05 – Synthetic Data Generation 

Train a SynthGen model (CTGAN/CopulaGAN/TVAE/Gaussian Copula) on a dataset version, wait for training, and generate synthetic rows with optional reproducibility seed.

python 05_synthetic_data.py --base-url https://your-domain.com \
    --api-key YOUR_KEY --project-id PROJ_UUID --version-id VER_UUID \
    --model-type ctgan --epochs 300 --num-rows 5000 --seed 42

06 – Model Monitoring 

Deploy a model, promote to production, and check for data drift.

python 06_model_monitoring.py --base-url https://your-domain.com \
    --api-key YOUR_KEY --project-id PROJ_UUID --model-id MODEL_UUID

07 – What-If Analysis 

Create a studio session with baseline inputs, define counterfactual scenarios, run predictions, and compare results side by side.

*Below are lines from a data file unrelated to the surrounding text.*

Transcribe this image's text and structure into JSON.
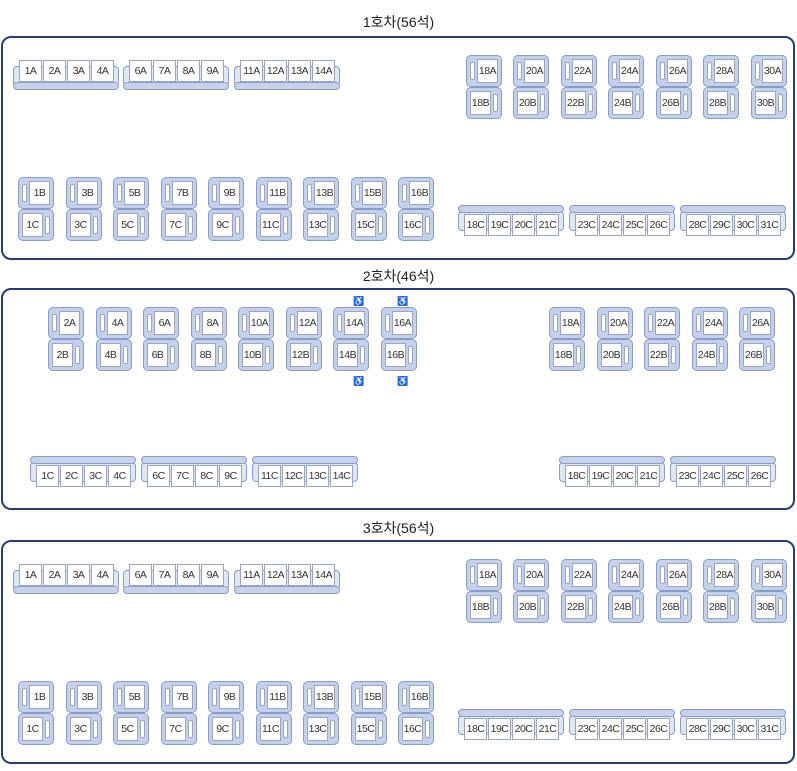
{
  "cars": [
    {
      "title": "1호차(56석)",
      "row_a_groups": [
        [
          "1A",
          "2A",
          "3A",
          "4A"
        ],
        [
          "6A",
          "7A",
          "8A",
          "9A"
        ],
        [
          "11A",
          "12A",
          "13A",
          "14A"
        ]
      ],
      "row_ab_pairs": [
        [
          "18A",
          "18B"
        ],
        [
          "20A",
          "20B"
        ],
        [
          "22A",
          "22B"
        ],
        [
          "24A",
          "24B"
        ],
        [
          "26A",
          "26B"
        ],
        [
          "28A",
          "28B"
        ],
        [
          "30A",
          "30B"
        ]
      ],
      "row_bc_pairs": [
        [
          "1B",
          "1C"
        ],
        [
          "3B",
          "3C"
        ],
        [
          "5B",
          "5C"
        ],
        [
          "7B",
          "7C"
        ],
        [
          "9B",
          "9C"
        ],
        [
          "11B",
          "11C"
        ],
        [
          "13B",
          "13C"
        ],
        [
          "15B",
          "15C"
        ],
        [
          "16B",
          "16C"
        ]
      ],
      "row_c_groups": [
        [
          "18C",
          "19C",
          "20C",
          "21C"
        ],
        [
          "23C",
          "24C",
          "25C",
          "26C"
        ],
        [
          "28C",
          "29C",
          "30C",
          "31C"
        ]
      ]
    },
    {
      "title": "2호차(46석)",
      "row_ab_pairs_left": [
        [
          "2A",
          "2B"
        ],
        [
          "4A",
          "4B"
        ],
        [
          "6A",
          "6B"
        ],
        [
          "8A",
          "8B"
        ],
        [
          "10A",
          "10B"
        ],
        [
          "12A",
          "12B"
        ],
        [
          "14A",
          "14B"
        ],
        [
          "16A",
          "16B"
        ]
      ],
      "row_ab_pairs_right": [
        [
          "18A",
          "18B"
        ],
        [
          "20A",
          "20B"
        ],
        [
          "22A",
          "22B"
        ],
        [
          "24A",
          "24B"
        ],
        [
          "26A",
          "26B"
        ]
      ],
      "row_c_groups_left": [
        [
          "1C",
          "2C",
          "3C",
          "4C"
        ],
        [
          "6C",
          "7C",
          "8C",
          "9C"
        ],
        [
          "11C",
          "12C",
          "13C",
          "14C"
        ]
      ],
      "row_c_groups_right": [
        [
          "18C",
          "19C",
          "20C",
          "21C"
        ],
        [
          "23C",
          "24C",
          "25C",
          "26C"
        ]
      ],
      "wheelchair_icon": "♿"
    },
    {
      "title": "3호차(56석)",
      "row_a_groups": [
        [
          "1A",
          "2A",
          "3A",
          "4A"
        ],
        [
          "6A",
          "7A",
          "8A",
          "9A"
        ],
        [
          "11A",
          "12A",
          "13A",
          "14A"
        ]
      ],
      "row_ab_pairs": [
        [
          "18A",
          "18B"
        ],
        [
          "20A",
          "20B"
        ],
        [
          "22A",
          "22B"
        ],
        [
          "24A",
          "24B"
        ],
        [
          "26A",
          "26B"
        ],
        [
          "28A",
          "28B"
        ],
        [
          "30A",
          "30B"
        ]
      ],
      "row_bc_pairs": [
        [
          "1B",
          "1C"
        ],
        [
          "3B",
          "3C"
        ],
        [
          "5B",
          "5C"
        ],
        [
          "7B",
          "7C"
        ],
        [
          "9B",
          "9C"
        ],
        [
          "11B",
          "11C"
        ],
        [
          "13B",
          "13C"
        ],
        [
          "15B",
          "15C"
        ],
        [
          "16B",
          "16C"
        ]
      ],
      "row_c_groups": [
        [
          "18C",
          "19C",
          "20C",
          "21C"
        ],
        [
          "23C",
          "24C",
          "25C",
          "26C"
        ],
        [
          "28C",
          "29C",
          "30C",
          "31C"
        ]
      ]
    }
  ],
  "colors": {
    "border": "#2a3a72",
    "seat_fill": "#c5d0ea",
    "seat_stroke": "#8a9cc8"
  }
}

python 07_what_if_analysis.py --base-url https://your-domain.com \
    --api-key YOUR_KEY --project-id PROJ_UUID --deployment-id DEP_UUID

08 – Report Generation 

Generate experiment and deployment reports with AI insights, wait for PDF generation, and download the results.

python 08_reports.py --base-url https://your-domain.com \
    --api-key YOUR_KEY --project-id PROJ_UUID \
    --experiment-id EXP_UUID --output-dir ./reports

Running the Examples 

All examples follow the same pattern:

Install the SDK:
```
pip install coreplexml
```
Set your API key and server URL. You can pass them as arguments or export them as environment variables and modify the scripts to read from os.environ.

Run the script:

python 01_quickstart.py --base-url https://ml.example.com --api-key cp_ab12cd34.your-secret-key --csv train.csv

Each script prints progress to stdout and exits with code 0 on success or 1 on error.